I don’t know any other address.
As regards Trotsky, I must say that I shall be most vigorously opposed to helping him if he rejects (and he has already rejected it!) equality on the editorial board, proposed to him by a member of the C.C. Without a settlement of this question by the Executive Committee of the Bolshevik Centre, no steps to help Trotsky are permissible. Consequently, the Economic Committee is entitled to agree to the printing of Pravda[3] at the Proletary printing-press only if this will not be help for a new faction (for Trotsky is founding a new faction, whereas the Bolshevik C.C. member proposed to him instead that he should come into the Party) but a strictly commercial deal, for payment, as with any other person, provided the compositors are disengaged, etc. I insist most categorically that the question of the attitude to Pravda shall still be decided by the Executive Committee of the Bolshevik Centre and that pending this decision not a single step in the way of help shall be taken, nor shall we bind ourselves in any way.
All the best.
N. Lenin
P.S. Please make a copy of my letter to the Capriotes in any case. It may prove necessary for the B.C.

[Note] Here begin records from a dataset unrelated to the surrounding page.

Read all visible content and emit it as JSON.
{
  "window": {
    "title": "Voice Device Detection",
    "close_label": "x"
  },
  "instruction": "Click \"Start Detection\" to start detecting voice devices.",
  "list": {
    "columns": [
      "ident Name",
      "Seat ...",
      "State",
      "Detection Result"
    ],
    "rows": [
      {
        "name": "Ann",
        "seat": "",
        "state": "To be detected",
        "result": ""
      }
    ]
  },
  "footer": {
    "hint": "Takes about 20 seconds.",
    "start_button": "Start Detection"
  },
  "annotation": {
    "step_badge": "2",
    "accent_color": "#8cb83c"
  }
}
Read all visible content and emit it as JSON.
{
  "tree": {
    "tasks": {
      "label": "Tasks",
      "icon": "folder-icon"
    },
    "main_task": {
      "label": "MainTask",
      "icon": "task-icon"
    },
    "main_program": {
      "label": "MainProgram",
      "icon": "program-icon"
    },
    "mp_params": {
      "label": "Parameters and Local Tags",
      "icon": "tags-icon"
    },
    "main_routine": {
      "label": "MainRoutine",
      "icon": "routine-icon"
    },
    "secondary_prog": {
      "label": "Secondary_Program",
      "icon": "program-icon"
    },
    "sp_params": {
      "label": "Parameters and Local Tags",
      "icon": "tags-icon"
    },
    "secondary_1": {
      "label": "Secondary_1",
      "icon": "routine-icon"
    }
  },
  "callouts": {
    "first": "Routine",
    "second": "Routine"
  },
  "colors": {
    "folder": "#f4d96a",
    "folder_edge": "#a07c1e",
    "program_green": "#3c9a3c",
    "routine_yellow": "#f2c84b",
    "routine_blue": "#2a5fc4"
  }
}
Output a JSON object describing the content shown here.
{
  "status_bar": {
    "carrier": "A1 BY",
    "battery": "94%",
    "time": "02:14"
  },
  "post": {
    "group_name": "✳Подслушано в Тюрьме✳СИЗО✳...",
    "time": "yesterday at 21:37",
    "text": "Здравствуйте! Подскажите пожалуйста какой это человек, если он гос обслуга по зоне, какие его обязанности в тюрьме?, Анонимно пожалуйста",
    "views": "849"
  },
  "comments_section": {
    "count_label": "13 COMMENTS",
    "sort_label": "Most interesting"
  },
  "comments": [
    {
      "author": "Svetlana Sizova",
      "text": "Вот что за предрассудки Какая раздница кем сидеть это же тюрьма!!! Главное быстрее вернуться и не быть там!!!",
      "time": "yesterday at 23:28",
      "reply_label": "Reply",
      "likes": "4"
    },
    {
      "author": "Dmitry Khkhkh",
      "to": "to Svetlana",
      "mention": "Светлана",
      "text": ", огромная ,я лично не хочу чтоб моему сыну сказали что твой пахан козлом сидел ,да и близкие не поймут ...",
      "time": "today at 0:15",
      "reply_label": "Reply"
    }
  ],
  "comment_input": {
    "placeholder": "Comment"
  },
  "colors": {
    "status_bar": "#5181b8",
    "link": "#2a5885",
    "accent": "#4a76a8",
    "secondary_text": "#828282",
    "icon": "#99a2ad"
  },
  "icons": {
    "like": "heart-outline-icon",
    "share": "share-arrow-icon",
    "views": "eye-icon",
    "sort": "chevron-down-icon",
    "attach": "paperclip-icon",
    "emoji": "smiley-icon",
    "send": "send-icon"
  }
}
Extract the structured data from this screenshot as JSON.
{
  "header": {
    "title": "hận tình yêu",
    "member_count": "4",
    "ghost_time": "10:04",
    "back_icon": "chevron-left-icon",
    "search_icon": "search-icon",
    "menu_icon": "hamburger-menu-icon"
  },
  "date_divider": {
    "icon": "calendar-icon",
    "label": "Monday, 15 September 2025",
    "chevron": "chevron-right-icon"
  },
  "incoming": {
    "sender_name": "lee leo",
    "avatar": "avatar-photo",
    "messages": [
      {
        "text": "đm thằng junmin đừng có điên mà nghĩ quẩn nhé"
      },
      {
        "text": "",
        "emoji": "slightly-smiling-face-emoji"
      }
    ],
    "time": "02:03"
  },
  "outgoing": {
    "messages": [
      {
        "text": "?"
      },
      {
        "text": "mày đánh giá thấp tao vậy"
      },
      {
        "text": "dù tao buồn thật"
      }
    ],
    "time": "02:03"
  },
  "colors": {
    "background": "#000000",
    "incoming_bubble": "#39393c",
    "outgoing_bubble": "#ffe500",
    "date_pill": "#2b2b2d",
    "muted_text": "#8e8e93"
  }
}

[1] Lyubimov, A. I. (1879–1919)—a Social-Democrat, joined the revolutionary movement in 1898. Repeatedly persecuted by the tsarist government. In 1904 was co-opted on to the C.C. of the R.S.D.L.P. Delegate of the Party’s Council to the Third Congress of the R.S.D.L.P. Adopted a conciliatory stand towards the Mensheviks both after the Second Congress of the Party and during the years of reaction.

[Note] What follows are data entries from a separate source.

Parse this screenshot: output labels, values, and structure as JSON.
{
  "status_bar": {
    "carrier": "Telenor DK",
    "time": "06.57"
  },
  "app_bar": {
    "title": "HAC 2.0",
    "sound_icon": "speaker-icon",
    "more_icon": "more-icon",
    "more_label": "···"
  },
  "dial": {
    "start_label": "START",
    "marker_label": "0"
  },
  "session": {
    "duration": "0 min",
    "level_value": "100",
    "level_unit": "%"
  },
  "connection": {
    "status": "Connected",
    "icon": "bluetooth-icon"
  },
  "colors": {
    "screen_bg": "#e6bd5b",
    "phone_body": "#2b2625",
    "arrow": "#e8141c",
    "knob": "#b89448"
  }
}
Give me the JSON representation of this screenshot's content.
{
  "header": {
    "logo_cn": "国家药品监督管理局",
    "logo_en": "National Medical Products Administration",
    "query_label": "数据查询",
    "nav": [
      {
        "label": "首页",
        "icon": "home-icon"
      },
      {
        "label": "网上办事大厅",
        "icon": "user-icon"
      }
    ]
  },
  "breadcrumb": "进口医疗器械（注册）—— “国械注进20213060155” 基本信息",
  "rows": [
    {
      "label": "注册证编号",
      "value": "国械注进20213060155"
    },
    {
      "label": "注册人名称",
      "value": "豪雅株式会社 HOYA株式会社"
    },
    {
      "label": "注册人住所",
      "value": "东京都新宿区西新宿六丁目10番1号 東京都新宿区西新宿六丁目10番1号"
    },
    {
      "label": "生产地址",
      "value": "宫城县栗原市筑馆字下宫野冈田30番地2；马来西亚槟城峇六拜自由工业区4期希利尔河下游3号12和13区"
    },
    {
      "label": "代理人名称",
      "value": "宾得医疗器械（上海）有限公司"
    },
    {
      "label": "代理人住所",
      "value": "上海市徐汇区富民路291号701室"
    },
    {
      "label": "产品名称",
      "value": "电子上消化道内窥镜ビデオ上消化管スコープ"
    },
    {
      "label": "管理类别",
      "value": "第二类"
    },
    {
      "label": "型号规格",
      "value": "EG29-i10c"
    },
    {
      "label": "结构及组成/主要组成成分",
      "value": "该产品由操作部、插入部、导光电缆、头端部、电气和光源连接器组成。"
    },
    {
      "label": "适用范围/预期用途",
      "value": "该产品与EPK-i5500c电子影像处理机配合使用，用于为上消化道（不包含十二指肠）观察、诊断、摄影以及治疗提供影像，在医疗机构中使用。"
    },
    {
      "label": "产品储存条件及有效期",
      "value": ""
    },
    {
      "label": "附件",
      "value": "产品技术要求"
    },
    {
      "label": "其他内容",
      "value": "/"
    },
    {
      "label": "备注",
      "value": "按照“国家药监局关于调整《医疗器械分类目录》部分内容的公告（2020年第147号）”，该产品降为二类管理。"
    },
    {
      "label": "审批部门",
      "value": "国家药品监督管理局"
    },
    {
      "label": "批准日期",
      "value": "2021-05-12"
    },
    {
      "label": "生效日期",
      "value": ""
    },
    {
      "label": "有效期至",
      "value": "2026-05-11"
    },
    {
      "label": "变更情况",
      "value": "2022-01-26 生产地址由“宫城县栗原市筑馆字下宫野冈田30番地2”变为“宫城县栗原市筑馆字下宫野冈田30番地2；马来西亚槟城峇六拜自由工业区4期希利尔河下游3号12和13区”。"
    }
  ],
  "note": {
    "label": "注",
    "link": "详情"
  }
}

[2] ^^See Lenin’s “A Letter to the Organisers of the Party School on Capri” (Vol. 15 of this edition).^^
The Capri school was organised in 1909 on Capri (Italy) by the otzovists, ultimatumists and god builders. The meeting of the extended editorial board of Proletary exposed the factional anti-Bolshevik nature of the school, which was condemned and qualified as “a new centre being formed for a faction breaking away from the Bolsheviks”^^(see Vol. 15, p. 450, of this edition)^^.

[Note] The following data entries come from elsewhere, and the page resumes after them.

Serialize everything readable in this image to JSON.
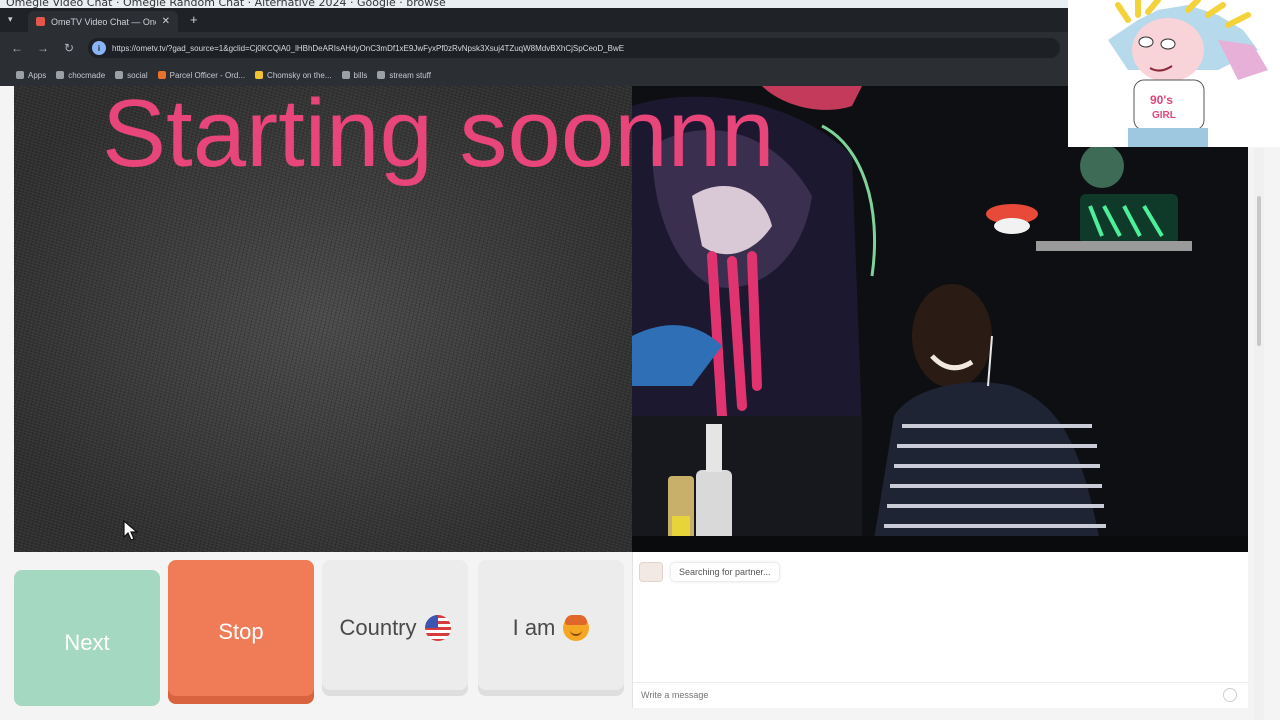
{
  "os_strip": {
    "text": "Omegle Video Chat · Omegle Random Chat · Alternative 2024 · Google · browse"
  },
  "browser": {
    "tab": {
      "title": "OmeTV Video Chat — One"
    },
    "url": "https://ometv.tv/?gad_source=1&gclid=Cj0KCQiA0_lHBhDeARIsAHdyOnC3mDf1xE9JwFyxPf0zRvNpsk3Xsuj4TZuqW8MdvBXhCjSpCeoD_BwE",
    "bookmarks": [
      {
        "label": "Apps",
        "icon": "grid-icon"
      },
      {
        "label": "chocmade",
        "icon": "folder-icon"
      },
      {
        "label": "social",
        "icon": "folder-icon"
      },
      {
        "label": "Parcel Officer - Ord...",
        "icon": "parcel-icon",
        "color": "#e8712b"
      },
      {
        "label": "Chomsky on the...",
        "icon": "bookmark-icon",
        "color": "#f2c230"
      },
      {
        "label": "bills",
        "icon": "folder-icon"
      },
      {
        "label": "stream stuff",
        "icon": "folder-icon"
      }
    ]
  },
  "overlay": {
    "text": "Starting soonnn",
    "color": "#e8457a"
  },
  "controls": {
    "next": "Next",
    "stop": "Stop",
    "country": "Country",
    "iam": "I am"
  },
  "chat": {
    "status_message": "Searching for partner...",
    "input_placeholder": "Write a message"
  },
  "colors": {
    "next_bg": "#a5d8c0",
    "stop_bg": "#ef7b57",
    "neutral_bg": "#ececec"
  }
}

The school began to function in August, lectures being read by Bogdanov, Alexinsky, Lunacharsky, Gorky, Lyadov, Pokrovsky and Desnitsky. Lenin declined the organisers’ invitation that he come to Capri as a lecturer. In his letter to the school’s students, who insisted on his reading a cycle of lectures to them, Lenin explained that he could not do it inasmuch as it was “a school deliberately hidden away from the Party” in “a remote foreign spot” and bearing a factional character. Lenin proposed to the students that they should come to Paris where they would learn real Social-Democracy instead of the “separatist factional ‘science’” of the otzovists and god-builders (see Vol. 15, pp. 472–78, of this edition).
[3] This refers to the Mensheviks’ newspaper Pravda, published in 1908–12. The first issues appeared in Lvov, and from No. 4 onward the paper came out in Vienna.